Snoqualmie Mayor Matt Larson’s recent award was kept pretty low-key, but in the reality of health and human service organizations, it’s a pretty big deal. Last Wednesday, June 13th, Mayor Matt was named Elected Official of the Year by the Alliance of Eastside Agencies (AEA), an association of 50 health and human services organizations who serve East King County.
It was an award made possible by a nomination from North Bend Encompass Executive Director, Gregory Malcolm, who decided to recognize Mayor Matt for all his work over the years to help human-service providers throughout the Snoqualmie Valley. Mr. Malcolm recognized Mayor Matt as an “outstanding champion of the work done by the nonprofit sector.”
According to Malcolm, the Snoqualmie Mayor has helped Encompass and other organizations because he truly believes these non-profit efforts are worth supporting, as they help build a great community for everyone.

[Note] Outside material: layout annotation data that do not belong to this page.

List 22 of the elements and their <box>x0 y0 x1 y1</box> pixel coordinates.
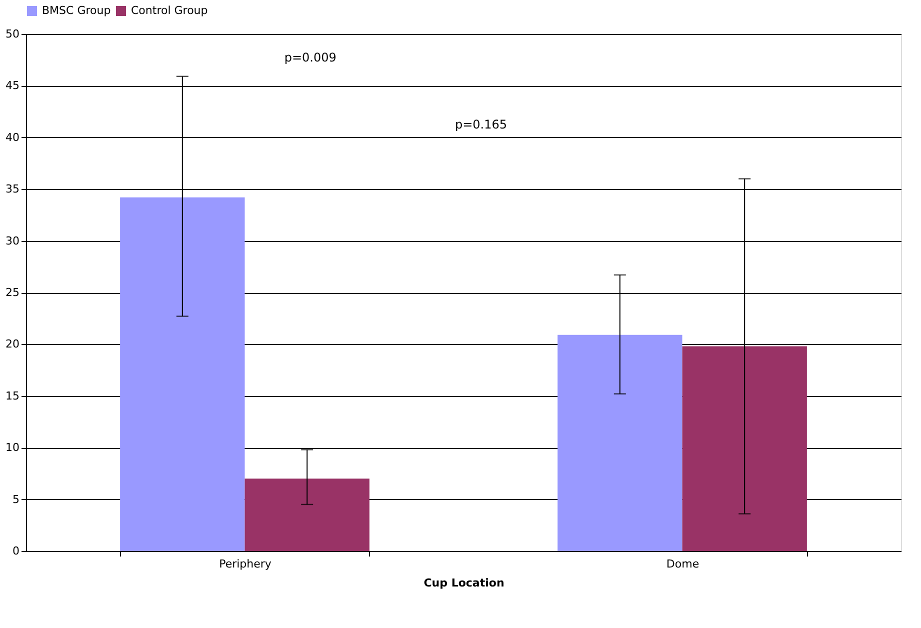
y-tick-label: 40 <box>6 130 20 144</box>
y-tick-label: 10 <box>6 441 20 454</box>
x-tick-label: Dome <box>666 558 700 570</box>
legend-label: BMSC Group <box>42 4 111 17</box>
y-tick-label: 20 <box>6 338 20 351</box>
y-tick-label: 45 <box>6 79 20 92</box>
y-tick-label: 25 <box>6 286 20 299</box>
y-tick-label: 35 <box>6 182 20 196</box>
legend-label: Control Group <box>131 4 208 17</box>
y-tick-label: 0 <box>12 544 20 558</box>
x-tick-label: Periphery <box>219 558 272 570</box>
bar <box>120 197 245 551</box>
annotation: p=0.165 <box>454 117 508 132</box>
y-tick-label: 50 <box>6 28 20 40</box>
bar <box>682 346 807 551</box>
x-axis-title: Cup Location <box>424 576 504 590</box>
y-tick-label: 30 <box>6 234 20 248</box>
bar <box>244 478 370 551</box>
y-tick-label: 15 <box>6 389 20 402</box>
bar <box>558 334 682 551</box>
y-tick-label: 5 <box>12 492 20 506</box>
annotation: p=0.009 <box>284 50 336 64</box>
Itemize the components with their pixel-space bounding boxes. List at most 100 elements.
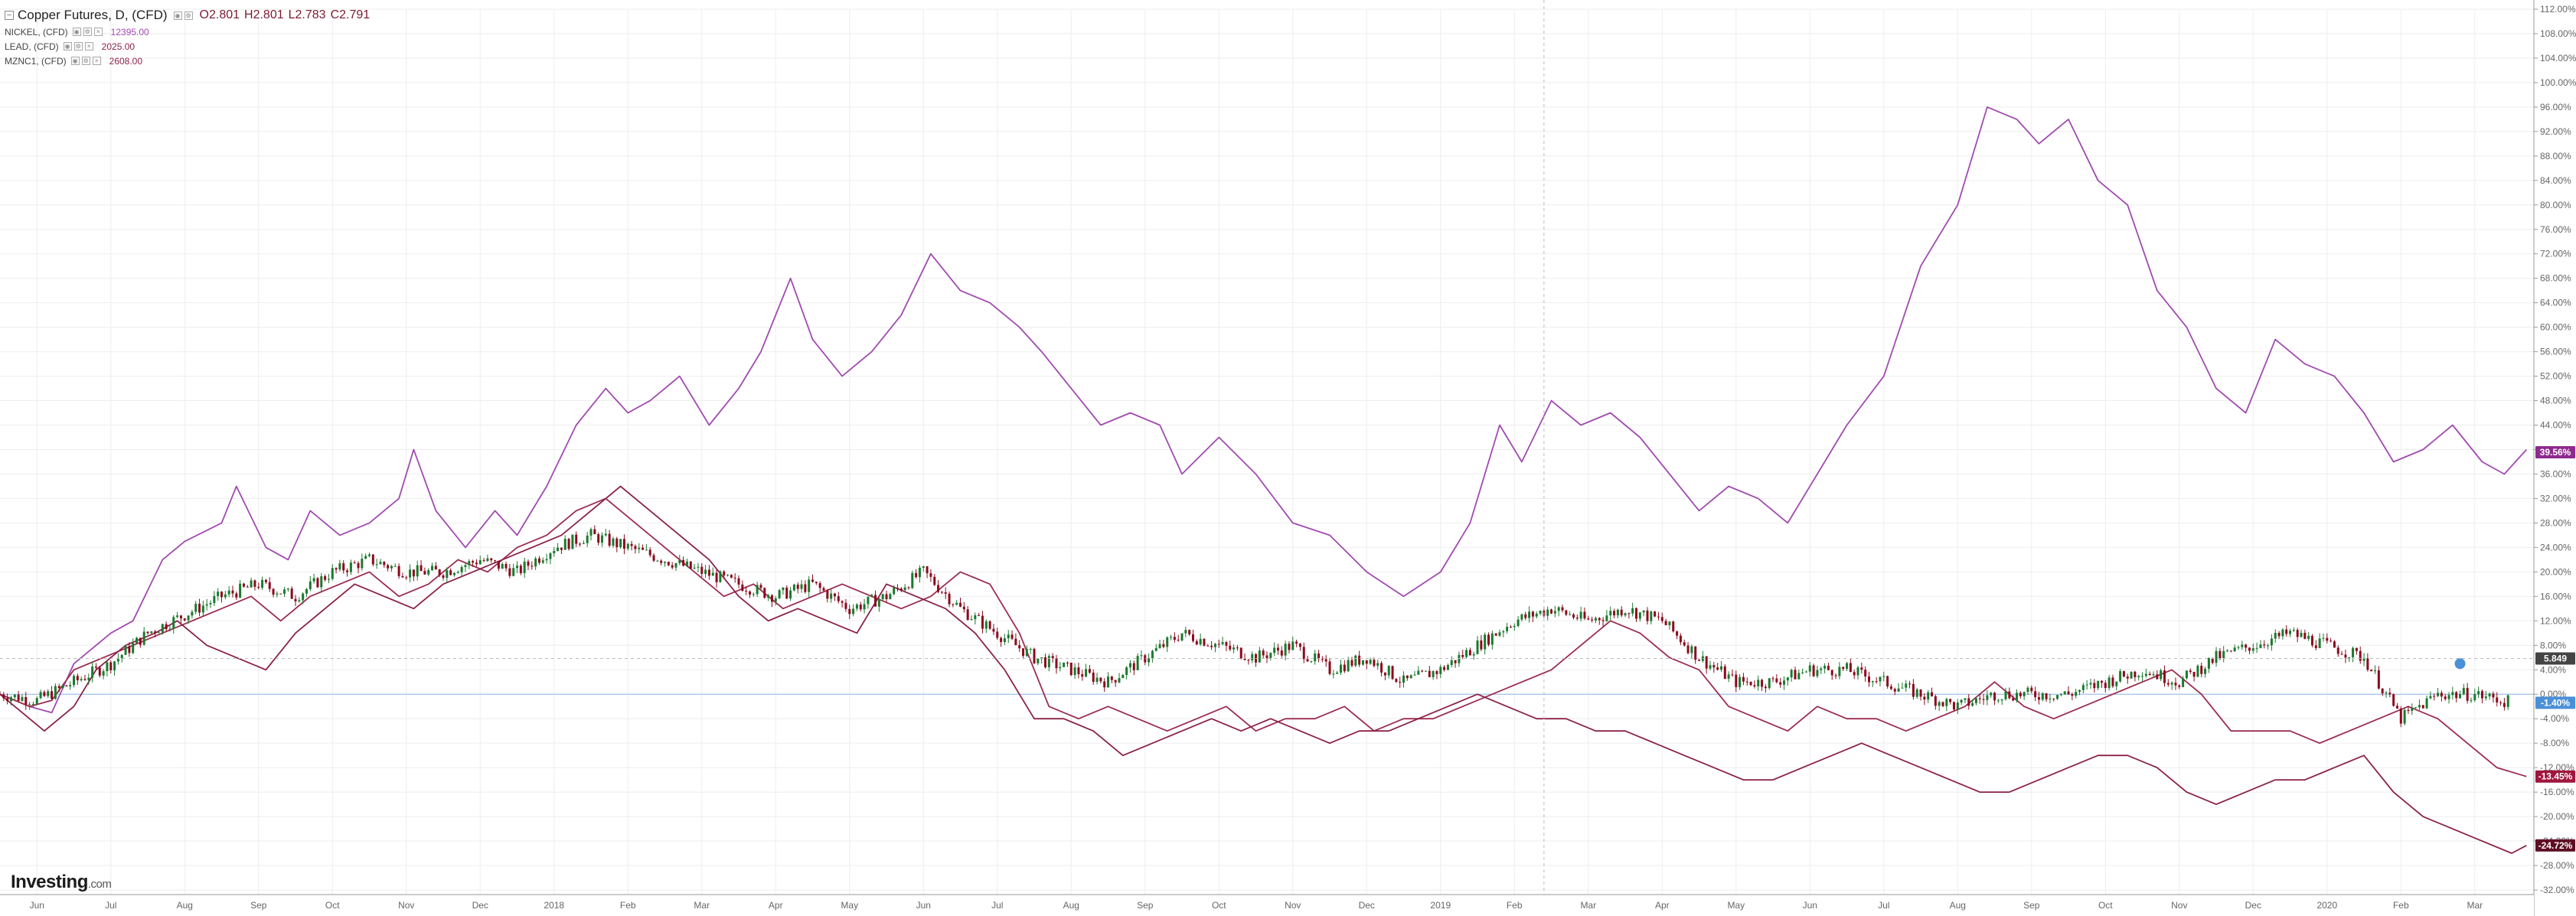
candle-body — [227, 590, 230, 595]
candle-body — [1912, 683, 1915, 697]
candle-body — [2097, 680, 2100, 689]
close-icon[interactable]: × — [93, 28, 103, 36]
candle-body — [327, 579, 330, 580]
candle-body — [1915, 689, 1918, 697]
eye-icon[interactable]: ◉ — [72, 28, 81, 36]
candle-body — [2451, 692, 2454, 696]
settings-icon[interactable]: ⚙ — [184, 11, 193, 20]
candle-body — [1269, 653, 1272, 658]
collapse-legend-icon[interactable]: − — [5, 11, 14, 20]
candle-body — [508, 568, 511, 576]
candle-body — [2008, 691, 2011, 699]
x-tick-label: Dec — [2245, 900, 2261, 911]
candle-body — [1849, 663, 1852, 673]
eye-icon[interactable]: ◉ — [63, 42, 72, 51]
settings-icon[interactable]: ⚙ — [81, 57, 90, 65]
candle-body — [209, 603, 212, 605]
candle-body — [120, 654, 123, 659]
candle-body — [1753, 685, 1756, 686]
candle-body — [2063, 691, 2066, 695]
candle-body — [745, 591, 748, 592]
candle-body — [1262, 650, 1265, 656]
candle-body — [1846, 663, 1849, 670]
candle-body — [940, 592, 943, 593]
candle-body — [331, 568, 334, 579]
candle-body — [1151, 650, 1154, 659]
settings-icon[interactable]: ⚙ — [73, 42, 83, 51]
settings-icon[interactable]: ⚙ — [83, 28, 92, 36]
candle-body — [915, 572, 918, 578]
candle-body — [109, 662, 113, 670]
candle-body — [1007, 634, 1010, 639]
candle-body — [387, 565, 390, 569]
series-name: NICKEL, (CFD) — [5, 26, 68, 37]
candle-body — [264, 579, 267, 582]
candle-body — [61, 685, 64, 689]
candle-body — [863, 604, 866, 610]
candle-body — [1949, 699, 1952, 702]
candle-body — [57, 686, 60, 689]
candle-body — [361, 559, 364, 569]
candle-body — [1498, 632, 1501, 636]
series-line — [0, 485, 2527, 854]
candle-body — [2081, 685, 2085, 690]
candle-body — [1361, 660, 1364, 665]
candle-body — [2200, 666, 2203, 674]
candle-body — [472, 561, 475, 563]
candle-body — [2399, 708, 2402, 724]
candle-body — [1642, 610, 1645, 613]
candle-body — [1990, 693, 1993, 696]
candle-body — [678, 559, 681, 563]
candle-body — [2152, 674, 2155, 676]
chart-legend: − Copper Futures, D, (CFD) ◉ ⚙ O2.801 H2… — [5, 6, 370, 68]
candle-body — [2015, 693, 2018, 701]
eye-icon[interactable]: ◉ — [173, 11, 182, 20]
candle-body — [1188, 630, 1191, 634]
candle-body — [2333, 641, 2336, 648]
eye-icon[interactable]: ◉ — [70, 57, 80, 65]
candle-body — [2204, 668, 2207, 674]
x-tick-label: Mar — [694, 900, 710, 911]
candle-body — [434, 566, 437, 570]
candle-body — [1775, 678, 1778, 683]
candle-body — [217, 592, 220, 597]
candle-body — [2111, 677, 2114, 686]
y-tick-label: -16.00% — [2540, 787, 2574, 797]
candle-body — [31, 703, 34, 705]
candle-body — [978, 614, 981, 616]
close-icon[interactable]: × — [84, 42, 93, 51]
candle-body — [2137, 676, 2140, 677]
candle-body — [2318, 638, 2321, 648]
candle-body — [357, 562, 360, 569]
alert-marker-icon[interactable] — [2454, 658, 2466, 670]
candle-body — [2185, 670, 2188, 679]
candle-body — [2488, 693, 2491, 697]
candle-body — [47, 691, 50, 696]
candle-body — [1350, 660, 1353, 666]
candle-body — [2477, 691, 2480, 695]
close-icon[interactable]: × — [92, 57, 101, 65]
candle-body — [1232, 647, 1236, 650]
x-tick-label: Aug — [177, 900, 193, 911]
time-axis[interactable]: Jun Jul Aug Sep Oct Nov Dec 2018 Feb Mar Apr May Jun… — [0, 894, 2534, 916]
candle-body — [1539, 611, 1542, 614]
candle-body — [1040, 657, 1043, 659]
candle-body — [28, 704, 31, 706]
x-tick-label: Feb — [2393, 900, 2409, 911]
candle-body — [604, 533, 607, 536]
candle-body — [497, 561, 500, 569]
candle-body — [1450, 660, 1453, 666]
y-tick-label: 80.00% — [2540, 200, 2571, 210]
candle-body — [242, 583, 245, 587]
candle-body — [1306, 659, 1309, 662]
y-tick-label: 8.00% — [2540, 640, 2566, 650]
candle-body — [652, 555, 655, 561]
candle-body — [966, 609, 969, 621]
x-tick-label: Nov — [2171, 900, 2187, 911]
candle-body — [2251, 648, 2254, 651]
candle-body — [1761, 680, 1764, 687]
candle-body — [191, 611, 194, 616]
candle-body — [1081, 674, 1084, 677]
y-tick-label: -20.00% — [2540, 811, 2574, 822]
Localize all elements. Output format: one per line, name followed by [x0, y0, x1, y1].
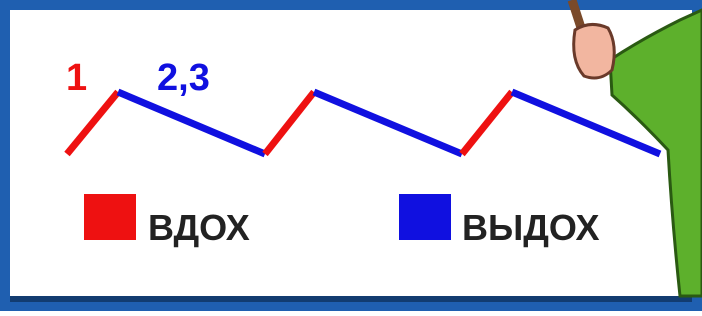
- legend-swatch: [399, 194, 451, 240]
- breathing-diagram: 1 2,3 ВДОХ ВЫДОХ: [0, 0, 702, 311]
- phase-label: 2,3: [157, 57, 210, 99]
- legend-swatch: [84, 194, 136, 240]
- hand: [574, 24, 615, 78]
- phase-label: 1: [66, 57, 87, 99]
- legend-label: ВДОХ: [148, 207, 250, 248]
- panel-shadow: [10, 296, 692, 302]
- legend-label: ВЫДОХ: [462, 207, 600, 248]
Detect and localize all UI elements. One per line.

In addition to helping secure traditional funding for Snoqualmie Valley non-profits, Mayor Matt has also helped with the non-traditional resources like physical space for those important organizations. When the Encompass Respectful Giving program needed storage space for donations, the City of Snoqualmie found it. When the local clothing bank lost its space, Matt Larson and the City of Snoqualmie stepped up again and donated the recently vacated old city hall office for the cause.
Mr. Malcolm recognized that “with Mayor Larson and the entire leadership team at the City of Snoqualmie, it’s not only about dollars, it’s also about deeds.”
The Encompass organization was proud that Mayor Matt and the City of Snoqualmie were acknowledged with the award. Encompass was happy to let the community know that the mayor and city are assisting Encompass in building the dream of nurturing children, enriching families and inspiring the Snoqualmie Valley community.
After receiving his award at the AEA luncheon, Larson told more than 90 attendees he was grateful that Snoqualmie has been able to increase its funding for human services in recent years to create “healthy minds, hearts and souls” in the community. He also told the room of human-service providers, “What you do is huge to me. You do us all a huge favor.”